The period_notary_pool_len will be updated when the first time SMC is called with transaction per period, includes:

  1. register_notary
  2. deregister_notary
  3. add_header

Then we can apply @NicLin 's voting checking.

  1. When the notaries try to do lookahead right after the period starts, they use notary_pool_len = period_notary_pool_len + notary_offset.
  2. For the on-chain voting, using period_notary_pool_len in contract.
  • Pros:
    1. Less on-chain gas spending for the proposer than Solution 2.
  • Cons:
    1. When the case that index out of range, this seat will be given up.
    2. If add_header becomes off-chain in the future scheme, it will be tricky again.
    3. Only the notary pool being snapshotted, so it’s possible that one notary_1 deregisters and another notary_2 registers and takes the empty slot from notary_1 during one period. If there’s slashing condition for do-nothing notary, the innocent notary_2 will be penalized?

Summary of Solution 3 + @vbuterin 's bitfield counting:

  1. Add one storage in SMC: last_period: public(int128) records the period of the most recent success add_header message.

  2. Add a storage variable current_vote: public(bytes32):

    • First bytes31: bitfield of who has voted and who has not. Each bit represent the iterating number in the get_committee function.
    • Last byte: a counter of the total number of eligible notaries that voted
  3. Add one period_notary_pool_len in storage to represent the notary_pool_len at the time of that the period just starts.

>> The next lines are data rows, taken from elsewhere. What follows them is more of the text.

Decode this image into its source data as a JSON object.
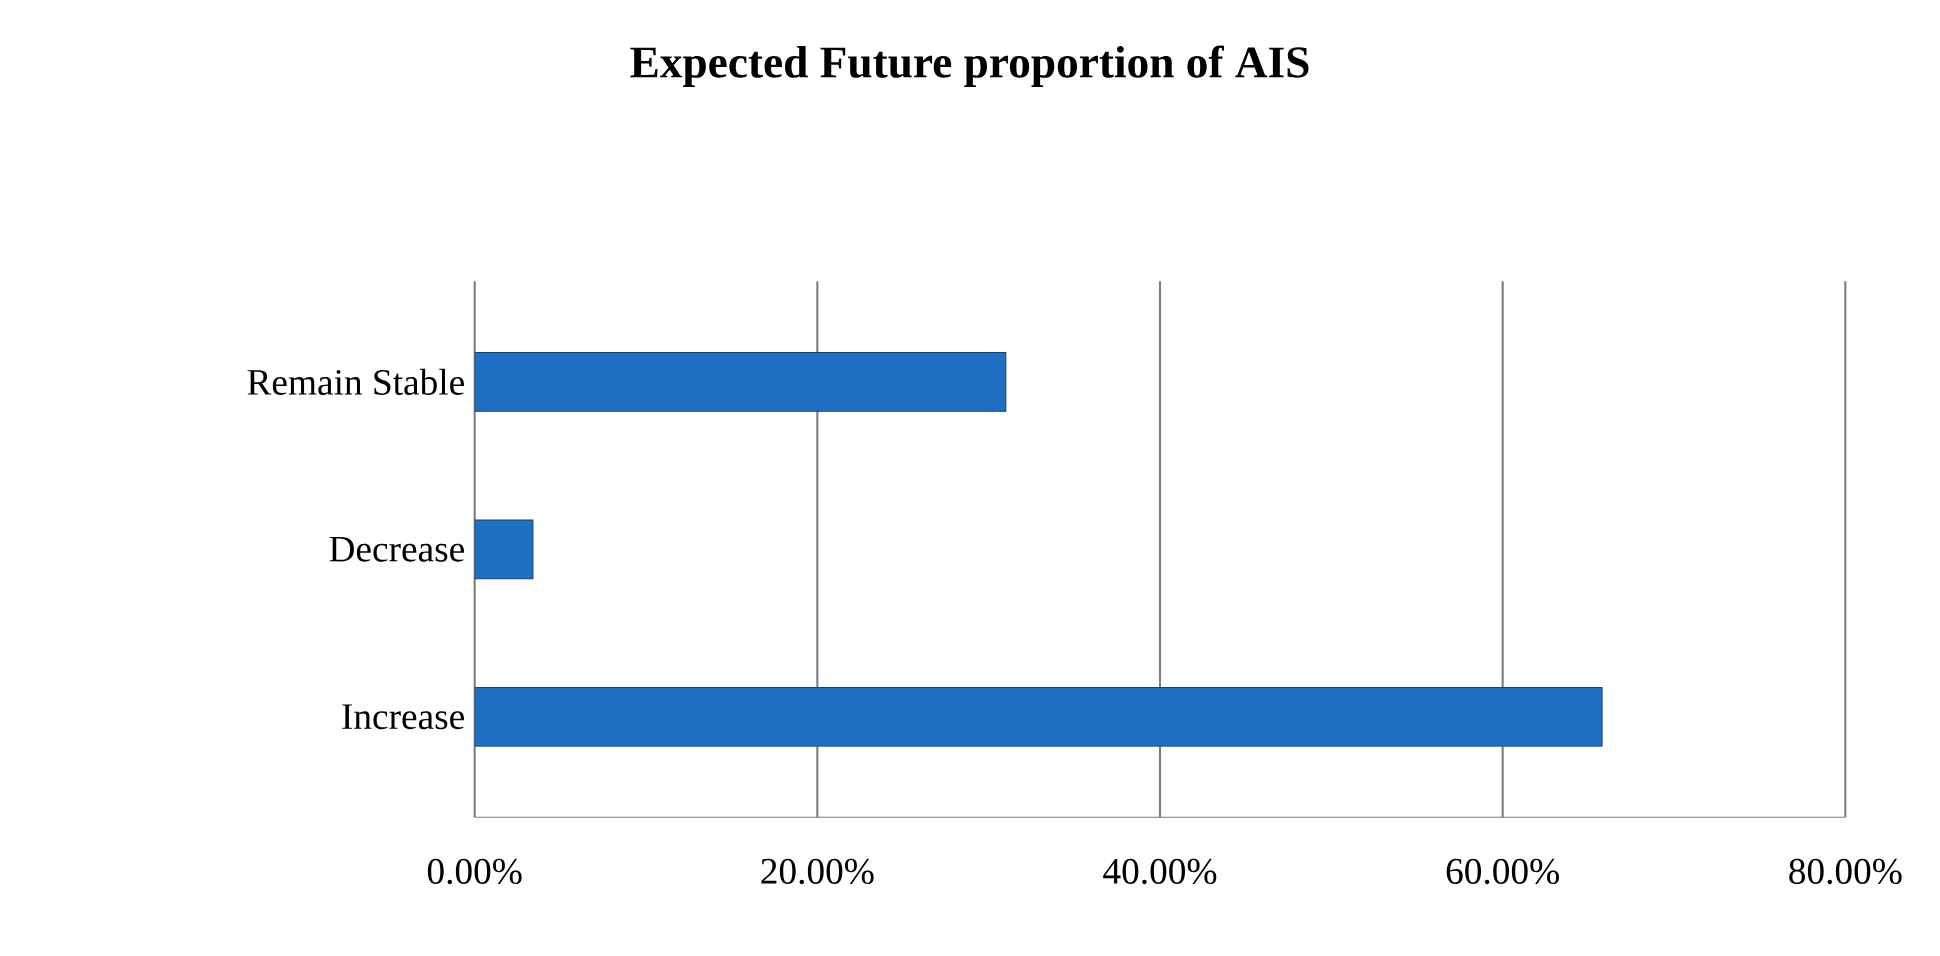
{
  "chart_data": {
    "type": "bar",
    "orientation": "horizontal",
    "title": "Expected Future proportion of AIS",
    "categories": [
      "Remain Stable",
      "Decrease",
      "Increase"
    ],
    "values": [
      31.0,
      3.4,
      65.8
    ],
    "color": "#1f6fc5",
    "xlim": [
      0,
      80
    ],
    "xticks": [
      {
        "value": 0,
        "label": "0.00%"
      },
      {
        "value": 20,
        "label": "20.00%"
      },
      {
        "value": 40,
        "label": "40.00%"
      },
      {
        "value": 60,
        "label": "60.00%"
      },
      {
        "value": 80,
        "label": "80.00%"
      }
    ],
    "grid": "x"
  }
}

  4. Add a SMC.settle_current_notary_len() function to settle period_notary_pool_len:

    def settle_current_notary_len() -> int128:
        self.period_notary_pool_len += self.notary_offset
        self.notary_offset = 0
        self.last_period = current_period
        return self.period_notary_pool_len
  5. Modify SMC.register_notary function:

    • If self.last_period < current_period, call self.settle_current_notary_len().
    • self.natary_offset += 1
  6. Modify SMC.deregister_notary function:

    • If self.last_period < current_period, call self.settle_notary_len().
    • natary_offset -= 1
  7. Modify SMC.add_header function. When the-first-proposer-per-period calls it:

    • If self.last_period < current_period, call self.settle_current_notary_len().
    • Resets current_vote
  8. Add check_eligible_notary(shard_id, period, index) checks if the notary index is eligible:

    def check_eligible_notary(shard_id, period, index) -> bool:
        return msg.sender == self.notary_pool[sha3(h + index) % self.period_notary_pool_len]
    • Another version for the notary to do lookahead message call only and it returns index if result >= 0:
      def lookahead_eligible_notary(shard_id, period, notary_pool_len) -> int128:
          for index in range(self.COMMITTEE_SIZE):
             if msg.sender == self.notary_pool[sha3(h + index) % notary_pool_len]
                 return index
          return -1
  9. Modify SMC.submit_vote function:

    • Checks the eligibility with SMC.check_eligible_notary(shard_id, period, index)
    • Updates current_vote:
      • Set the bit of index to 1
      • Increase last byte by 1
    • If current_vote >= 2/3 COMMITTEE_SIZE, update head collation info on-chain.

You could have a log or some other mechanism to track that a slashing condition applies to notary_1, or deduct it from zer balance. You could have erasure codes or other fraud proofs if needed.